Carriere, tutoraggio e settimana corta

L’estensione del lavoro agile ha un occhio di riguardo anche nei confronti dei nuovi assunti, che sempre più spesso manifestano esigenze di maggiore conciliazione tra vita e lavoro anche per quel che riguarda la necessità di trasferirsi in altre città per raggiungere l’ufficio. Ma a loro, e insieme ai tanti dipendenti vicini alla pensione per la gobba anagrafica che caratterizza oggi gli uffici pubblici, guarda anche un’altra regola, molto innovativa, introdotta dal nuovo contratto. Si tratta dell’age management, che chiede alle amministrazioni di “valorizzare il ruolo attivo del personale con maggiore esperienza” anche con iniziative di formazione, affiancamento e tutoraggio, e allo stesso tempo di salvaguardare le esigenze dei meno giovani con strumenti di flessibilità organizzativa.
In fatto di carriere, il contratto proroga fino al 30 giugno 2026 la possibilità di effettuare progressioni economiche valorizzando l’esperienza, in deroga ai requisiti relativi ai titoli di studio introdotti dal nuovo ordinamento.

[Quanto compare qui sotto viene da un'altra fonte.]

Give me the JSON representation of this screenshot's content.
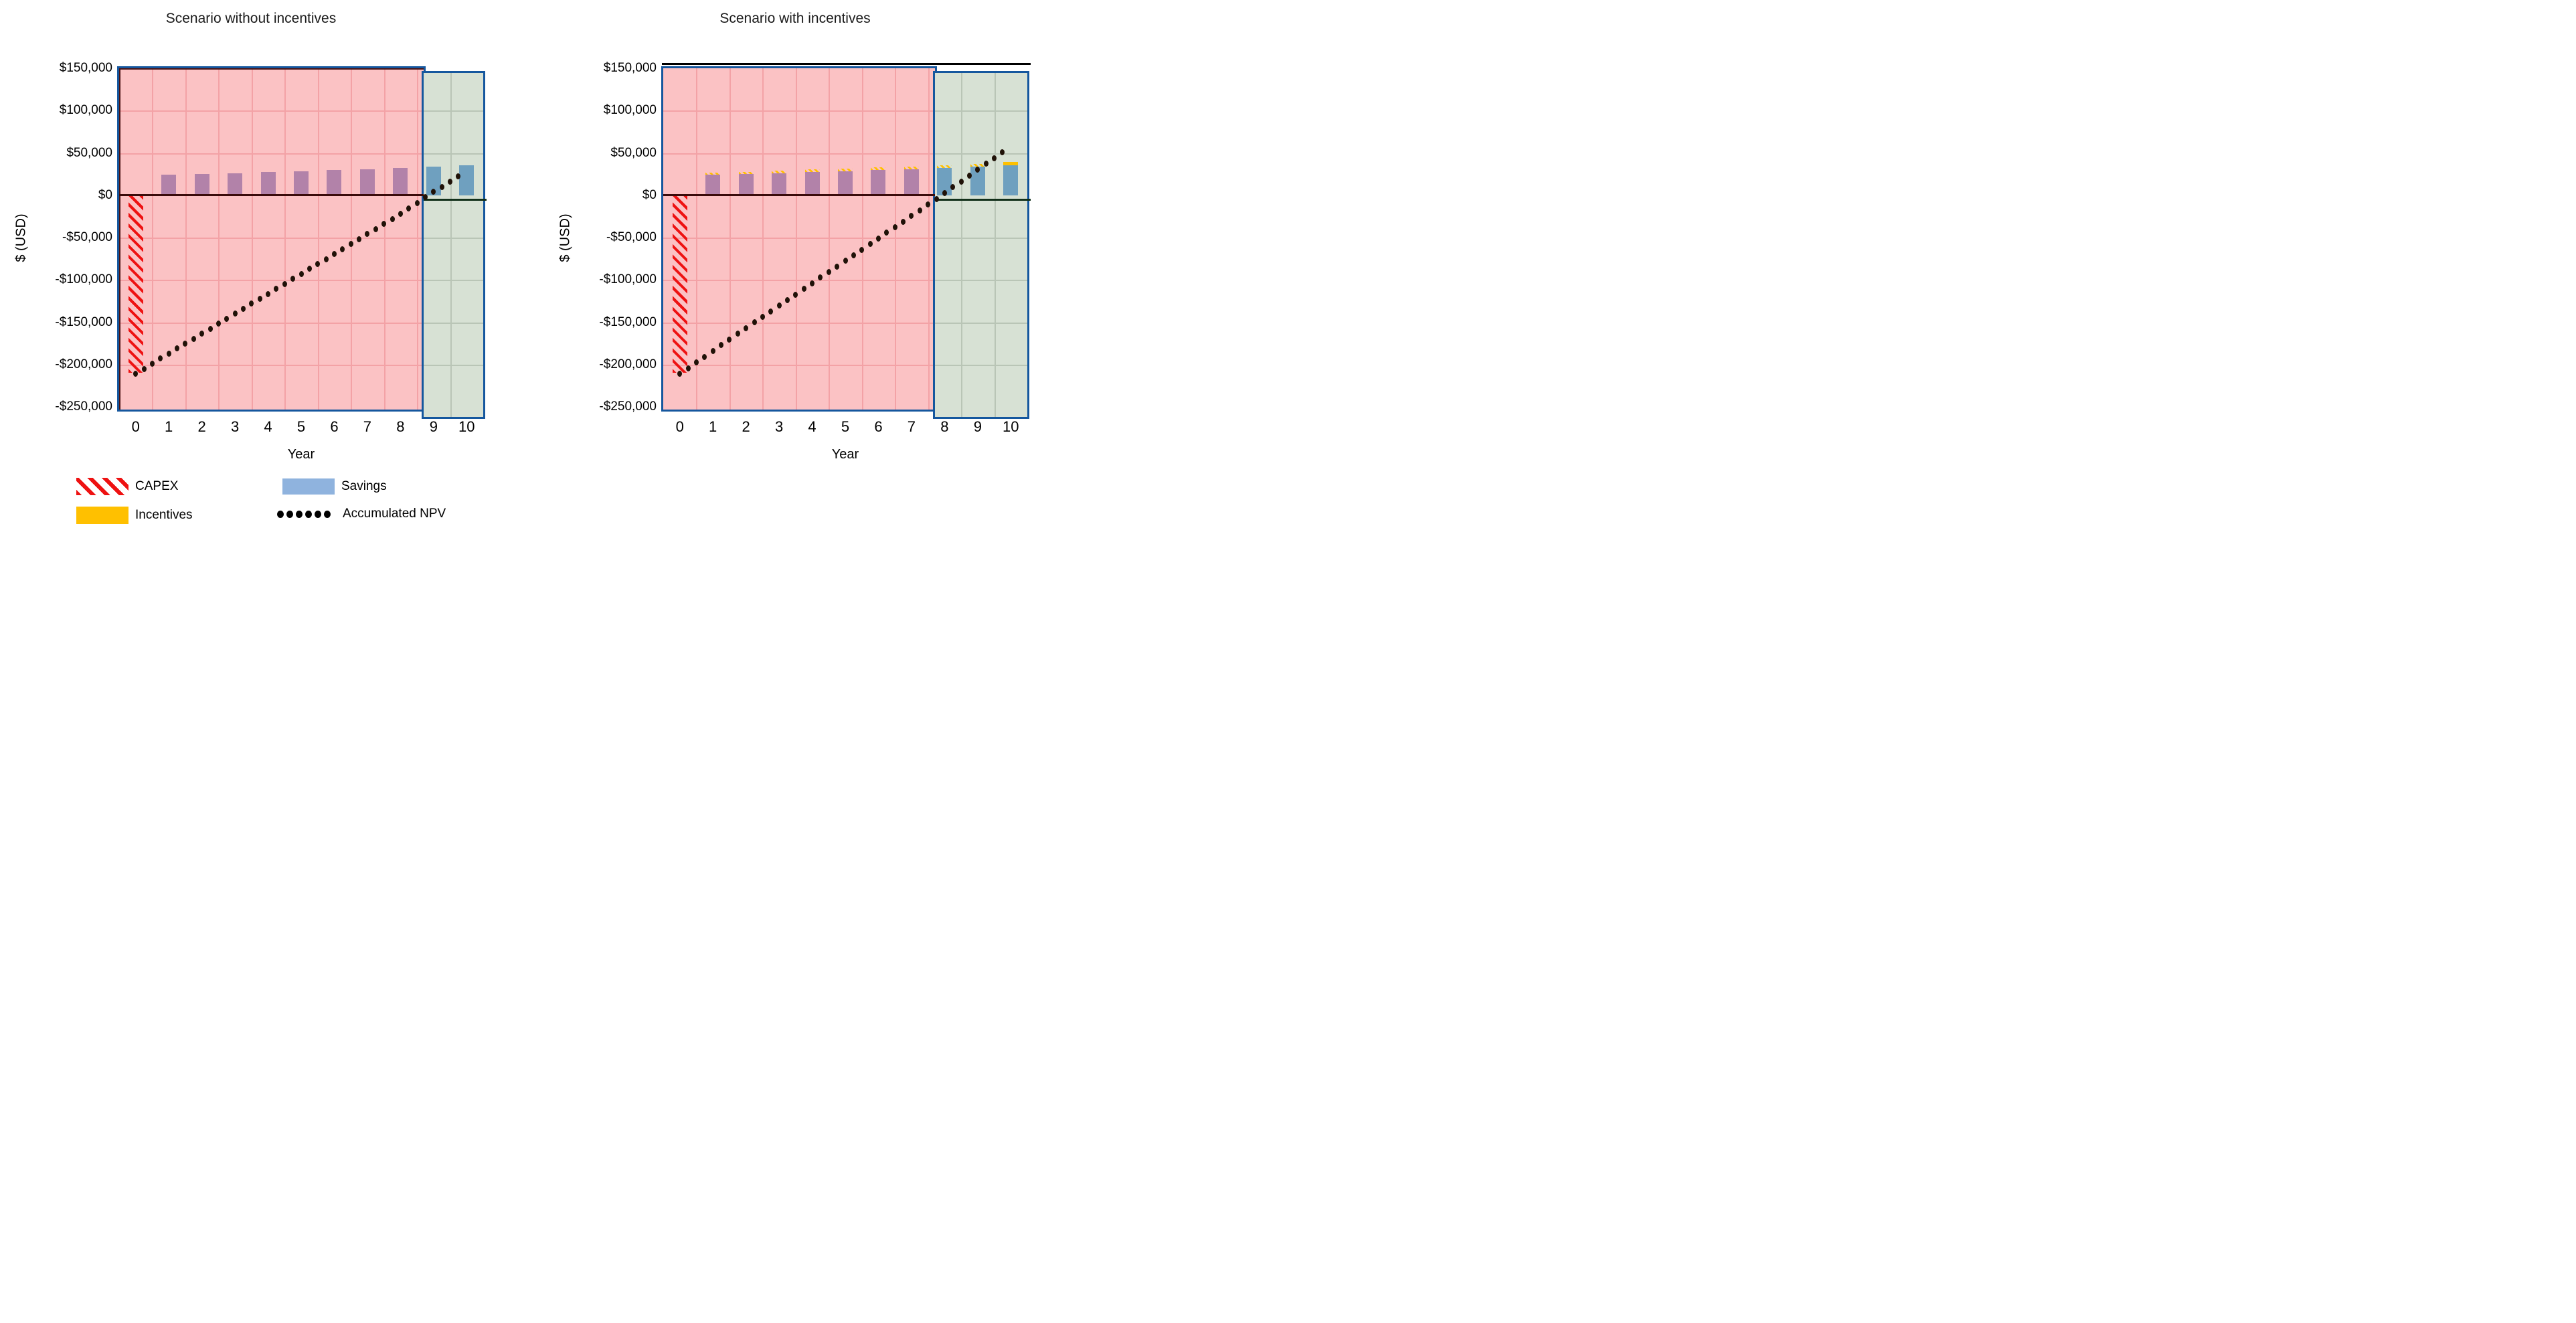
{
  "axis": {
    "ylabel": "$ (USD)",
    "xlabel": "Year",
    "ytick_labels": [
      "$150,000",
      "$100,000",
      "$50,000",
      "$0",
      "-$50,000",
      "-$100,000",
      "-$150,000",
      "-$200,000",
      "-$250,000"
    ],
    "xtick_labels": [
      "0",
      "1",
      "2",
      "3",
      "4",
      "5",
      "6",
      "7",
      "8",
      "9",
      "10"
    ]
  },
  "legend": {
    "items": [
      {
        "label": "CAPEX",
        "swatch": "hatched-red"
      },
      {
        "label": "Savings",
        "swatch": "solid-blue"
      },
      {
        "label": "Incentives",
        "swatch": "solid-yellow"
      },
      {
        "label": "Accumulated NPV",
        "swatch": "dotted-black"
      }
    ]
  },
  "colors": {
    "pink_region_bg": "#fbc2c4",
    "pink_gridline": "#f3a2a6",
    "green_region_bg": "#d7e1d4",
    "green_gridline": "#b9c5b6",
    "frame_blue": "#15579e",
    "bar_purple": "#b282a9",
    "bar_blue": "#6fa0bf",
    "legend_savings_blue": "#8fb3de",
    "incentive_yellow": "#ffc000",
    "capex_red": "#ee1212",
    "zero_line_pink_region": "#3a0b0b",
    "zero_line_green_region": "#12301a",
    "npv_dot": "#201208",
    "axis_inner_dark": "#4a1414"
  },
  "chart_data": [
    {
      "type": "bar",
      "title": "Scenario without incentives",
      "xlabel": "Year",
      "ylabel": "$ (USD)",
      "x": [
        0,
        1,
        2,
        3,
        4,
        5,
        6,
        7,
        8,
        9,
        10
      ],
      "ylim": [
        -250000,
        150000
      ],
      "ytick_step": 50000,
      "grid": true,
      "payback_boundary_year": 8.7,
      "top_border_black": false,
      "inner_axis_lines": true,
      "regions": [
        {
          "name": "negative-npv-period",
          "from_year": -0.5,
          "to_year": 8.7,
          "fill": "pink"
        },
        {
          "name": "positive-npv-period",
          "from_year": 8.7,
          "to_year": 10.5,
          "fill": "green"
        }
      ],
      "series": [
        {
          "name": "CAPEX",
          "type": "bar",
          "pattern": "hatched-red",
          "values": [
            -210000,
            0,
            0,
            0,
            0,
            0,
            0,
            0,
            0,
            0,
            0
          ]
        },
        {
          "name": "Savings",
          "type": "bar",
          "values": [
            0,
            24000,
            25000,
            26000,
            27500,
            28500,
            30000,
            31000,
            32500,
            34000,
            35500
          ]
        },
        {
          "name": "Incentives",
          "type": "bar",
          "stacked_on": "Savings",
          "solid_years": [],
          "values": [
            0,
            0,
            0,
            0,
            0,
            0,
            0,
            0,
            0,
            0,
            0
          ]
        },
        {
          "name": "Accumulated NPV",
          "type": "dotted-line",
          "dot_interval_years": 0.25,
          "last_dot_year": 9.75,
          "values": [
            -211000,
            -187000,
            -163500,
            -140000,
            -116500,
            -93000,
            -69500,
            -46000,
            -22000,
            4000,
            28000
          ]
        }
      ]
    },
    {
      "type": "bar",
      "title": "Scenario with incentives",
      "xlabel": "Year",
      "ylabel": "$ (USD)",
      "x": [
        0,
        1,
        2,
        3,
        4,
        5,
        6,
        7,
        8,
        9,
        10
      ],
      "ylim": [
        -250000,
        150000
      ],
      "ytick_step": 50000,
      "grid": true,
      "payback_boundary_year": 7.7,
      "top_border_black": true,
      "inner_axis_lines": false,
      "regions": [
        {
          "name": "negative-npv-period",
          "from_year": -0.5,
          "to_year": 7.7,
          "fill": "pink"
        },
        {
          "name": "positive-npv-period",
          "from_year": 7.7,
          "to_year": 10.5,
          "fill": "green"
        }
      ],
      "series": [
        {
          "name": "CAPEX",
          "type": "bar",
          "pattern": "hatched-red",
          "values": [
            -210000,
            0,
            0,
            0,
            0,
            0,
            0,
            0,
            0,
            0,
            0
          ]
        },
        {
          "name": "Savings",
          "type": "bar",
          "values": [
            0,
            24000,
            25000,
            26000,
            27500,
            28500,
            30000,
            31000,
            32500,
            34000,
            35500
          ]
        },
        {
          "name": "Incentives",
          "type": "bar",
          "stacked_on": "Savings",
          "solid_years": [
            10
          ],
          "values": [
            0,
            2500,
            2500,
            2500,
            2500,
            2500,
            2500,
            2500,
            2500,
            2500,
            3500
          ]
        },
        {
          "name": "Accumulated NPV",
          "type": "dotted-line",
          "dot_interval_years": 0.25,
          "last_dot_year": 9.75,
          "values": [
            -211000,
            -184000,
            -157000,
            -130500,
            -104000,
            -77500,
            -51000,
            -24500,
            2500,
            30000,
            58000
          ]
        }
      ]
    }
  ]
}
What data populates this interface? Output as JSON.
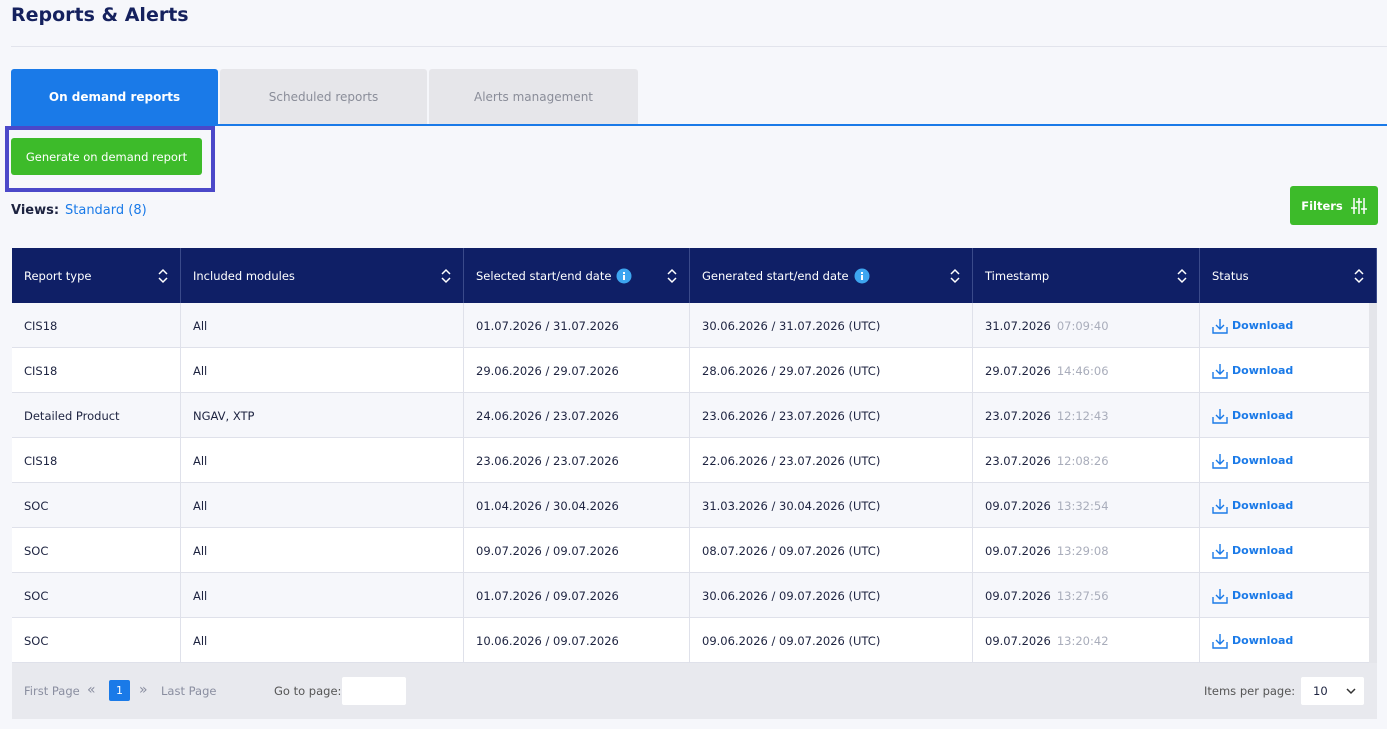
{
  "header": {
    "title": "Reports & Alerts"
  },
  "tabs": [
    "On demand reports",
    "Scheduled reports",
    "Alerts management"
  ],
  "generate_button": "Generate on demand report",
  "views": {
    "label": "Views:",
    "value": "Standard (8)"
  },
  "filters_button": "Filters",
  "table": {
    "columns": [
      "Report type",
      "Included modules",
      "Selected start/end date",
      "Generated start/end date",
      "Timestamp",
      "Status"
    ],
    "rows": [
      [
        "CIS18",
        "All",
        "01.07.2026 / 31.07.2026",
        "30.06.2026 / 31.07.2026 (UTC)",
        "31.07.2026",
        "07:09:40",
        "Download"
      ],
      [
        "CIS18",
        "All",
        "29.06.2026 / 29.07.2026",
        "28.06.2026 / 29.07.2026 (UTC)",
        "29.07.2026",
        "14:46:06",
        "Download"
      ],
      [
        "Detailed Product",
        "NGAV, XTP",
        "24.06.2026 / 23.07.2026",
        "23.06.2026 / 23.07.2026 (UTC)",
        "23.07.2026",
        "12:12:43",
        "Download"
      ],
      [
        "CIS18",
        "All",
        "23.06.2026 / 23.07.2026",
        "22.06.2026 / 23.07.2026 (UTC)",
        "23.07.2026",
        "12:08:26",
        "Download"
      ],
      [
        "SOC",
        "All",
        "01.04.2026 / 30.04.2026",
        "31.03.2026 / 30.04.2026 (UTC)",
        "09.07.2026",
        "13:32:54",
        "Download"
      ],
      [
        "SOC",
        "All",
        "09.07.2026 / 09.07.2026",
        "08.07.2026 / 09.07.2026 (UTC)",
        "09.07.2026",
        "13:29:08",
        "Download"
      ],
      [
        "SOC",
        "All",
        "01.07.2026 / 09.07.2026",
        "30.06.2026 / 09.07.2026 (UTC)",
        "09.07.2026",
        "13:27:56",
        "Download"
      ],
      [
        "SOC",
        "All",
        "10.06.2026 / 09.07.2026",
        "09.06.2026 / 09.07.2026 (UTC)",
        "09.07.2026",
        "13:20:42",
        "Download"
      ]
    ]
  },
  "pagination": {
    "first": "First Page",
    "current": "1",
    "last": "Last Page",
    "goto_label": "Go to page:",
    "items_label": "Items per page:",
    "items_value": "10"
  }
}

Da segnalare, infine, la sperimentazione della “settimana corta”, cioè la possibilità di articolare in quattro giorni anziché in cinque l’orario di lavoro che resta comunque fissato in 36 ore. Questa opzione ha fatto molto discutere, ma ora bisognerà misurarne l’applicazione effettiva che esclude i settori con rapporti diretti con il pubblico e che appare destinata a concentrarsi soprattutto in enti medio-piccoli senza eccessive complessità organizzative.